At 13 years old, being gay or worrying about Jesus just doesn't cross your mind. You want to camp, play games, shoot a bow and arrow, row a canoe, roast marshmallows and be a kid. If you kid is more worried about sex and religion at that age, ya, I'd say they had a problem beyond the boy scouts.
But hey, if you are a parent and think the boy scouts are an evil institution, don't let your kids participate. I'm sure that will help them later on in life.
All their friends were doing something, but Mom and Dad wouldn't let them. Then the poor kids go around wondering what they did to make Mom and Dad keep them away from the scouts and their frields. Way to go overly politically correct morons! Thanks for making another damaged person for the world to have to deal with...
bronc (anonymous profile)
March 16, 2010 at 2:07 p.m. (Suggest removal)

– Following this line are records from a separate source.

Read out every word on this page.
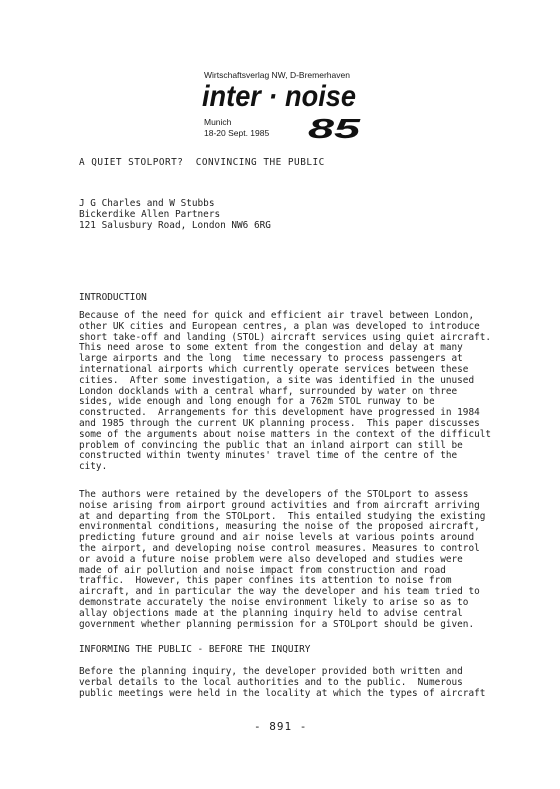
Wirtschaftsverlag NW, D-Bremerhaven
inter · noise
Munich
18-20 Sept. 1985 85
A QUIET STOLPORT?  CONVINCING THE PUBLIC
J G Charles and W Stubbs
Bickerdike Allen Partners
121 Salusbury Road, London NW6 6RG
INTRODUCTION
Because of the need for quick and efficient air travel between London,
other UK cities and European centres, a plan was developed to introduce
short take-off and landing (STOL) aircraft services using quiet aircraft.
This need arose to some extent from the congestion and delay at many
large airports and the long  time necessary to process passengers at
international airports which currently operate services between these
cities.  After some investigation, a site was identified in the unused
London docklands with a central wharf, surrounded by water on three
sides, wide enough and long enough for a 762m STOL runway to be
constructed.  Arrangements for this development have progressed in 1984
and 1985 through the current UK planning process.  This paper discusses
some of the arguments about noise matters in the context of the difficult
problem of convincing the public that an inland airport can still be
constructed within twenty minutes' travel time of the centre of the
city.
The authors were retained by the developers of the STOLport to assess
noise arising from airport ground activities and from aircraft arriving
at and departing from the STOLport.  This entailed studying the existing
environmental conditions, measuring the noise of the proposed aircraft,
predicting future ground and air noise levels at various points around
the airport, and developing noise control measures. Measures to control
or avoid a future noise problem were also developed and studies were
made of air pollution and noise impact from construction and road
traffic.  However, this paper confines its attention to noise from
aircraft, and in particular the way the developer and his team tried to
demonstrate accurately the noise environment likely to arise so as to
allay objections made at the planning inquiry held to advise central
government whether planning permission for a STOLport should be given.
INFORMING THE PUBLIC - BEFORE THE INQUIRY
Before the planning inquiry, the developer provided both written and
verbal details to the local authorities and to the public.  Numerous
public meetings were held in the locality at which the types of aircraft
- 891 -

Hatred is not letting little kids go camping (or learn archery or navigation, etc) with other little kids because they are different in some way, be it orientation (or perceived orientation) or their parent's religious beliefs or lack thereof. Pointing this out is not hatred. Any child that is deliberately kept from situations where he/she has to learn to get along with other people who are not like he/she is being put at a disadvantage. The real world awaits and there are all sorts of people in it.
dana33 (anonymous profile)
March 17, 2010 at 12:23 a.m. (Suggest removal)
I find it disturbing that the poor kids walking up State St during a 4th of July parade ( a few yrs ago) were subjected to jeers and boos by the people who claim the corner market on tolerance.
They kicked those children out of their discounted building in Manning Park, then laid into them during the parade. Hell, they ain't responsible for the BSA policies. But in typical Santa Barbara hippie (read Solstice sycophants) fashion, they took the brunt of the loud-mouthing by the activists on the curbs of State St.
I believe the justification of the eviction was due to a non discrimination policy by SB county. Fine; it's a private organization and as such, they can get the boot. But mature people wouldn't have attacked the children, but would have taken on the policies of the organization.
If I'm not mistaken, the same crap happened to our returning military in the Viet Nam war. Loudmouthed a-holes take it out on the draftees coming home. What an ugly corner to own in the market of tolerance.
azuresees (anonymous profile)
March 17, 2010 at 7:53 p.m. (Suggest removal)
Would those who think the government should interfere with the Boy Scouts' decision also be the same people who cry about "separation of church and state"?